Monthly Archives: September 2016
Font Size Bugfix

Spankers, Spankees and Switches of All Ages (18 and above),

I’ve released a new  version (0.1.24)  with a small fix that sets a minimum font size of 6. This should protect against the font being so ridiculously small that you can’t read it, even on small screens.

 

AKA

Rewrite Complete

Spankers, Spankees and Switches of All Ages (18 and above),

I’ve finished the major rewrite of Scarlet Moon. The bug with saving making the game unresponsive should now be fixed. There have also been a few small interface tweaks. The biggest one being that skills are now selected with letters rather than numbers (made the new implementation a bit simpler, and gives me more single keystrokes for selecting skills).

You can get it on the downloads page.

Note: I’ve also moved over to gitlabs, partially because Gitlab allows me to have private repositories without a paid membership, and partly because I like open source and like to use/support it when I can. The links in the Downloads page should all be updated already, but if any are broken please let me know.

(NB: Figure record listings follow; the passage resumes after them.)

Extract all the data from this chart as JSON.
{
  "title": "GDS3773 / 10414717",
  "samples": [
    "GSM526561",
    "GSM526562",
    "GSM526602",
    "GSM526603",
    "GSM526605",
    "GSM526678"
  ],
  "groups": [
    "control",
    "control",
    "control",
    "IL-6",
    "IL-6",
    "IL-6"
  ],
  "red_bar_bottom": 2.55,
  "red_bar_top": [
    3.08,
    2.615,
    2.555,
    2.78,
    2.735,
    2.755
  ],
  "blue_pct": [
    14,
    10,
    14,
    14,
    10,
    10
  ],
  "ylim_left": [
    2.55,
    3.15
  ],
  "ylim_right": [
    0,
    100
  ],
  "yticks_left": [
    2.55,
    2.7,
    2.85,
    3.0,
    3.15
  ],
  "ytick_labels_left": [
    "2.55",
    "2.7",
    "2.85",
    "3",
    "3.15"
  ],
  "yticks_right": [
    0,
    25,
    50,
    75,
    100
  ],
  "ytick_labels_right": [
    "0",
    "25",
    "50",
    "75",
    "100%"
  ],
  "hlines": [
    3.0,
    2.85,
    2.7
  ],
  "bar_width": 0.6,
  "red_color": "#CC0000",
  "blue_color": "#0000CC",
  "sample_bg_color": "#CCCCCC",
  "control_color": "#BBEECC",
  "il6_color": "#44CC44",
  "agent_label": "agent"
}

Note that there is no new content (beyond a little bit of editing). However, now that I’ve finished my rewrite, my focus until the end of the first episode will be on writing the game’s content, and bugfixes.

 

AKA Russell

September Update

So I’m eyeballs deep into the debugging of the Great Refactor. Right now, I’m working on debugging combat (the most complex piece, so naturally the buggiest).

At this stage, I’ve got attacking, and moving (moving is one of the more complex parts) working correctly. Right now I’m working on making sure skills work properly.

Events are also working correctly, I believe, as is saving and loading.

Fortunately, while I’ve found a ton of bugs, all of them have been pretty straightforward to fix (one bonus of the Great Refactor: everything being modified is local, and methods can’t do all sorts of wild and crazy shit behind the scenes, so it makes it a lot easier to track down the misbehaving code).

I’ve also been working on some of the writing for the rest of the first episode.

Sorry this is all taking so long. But I have a much better handle on how the codebase works, especially how the GUI is communicating with the rest of the system, so _hopefully_ this means we’ll have fewer of those weird-ass bugs that I couldn’t track down.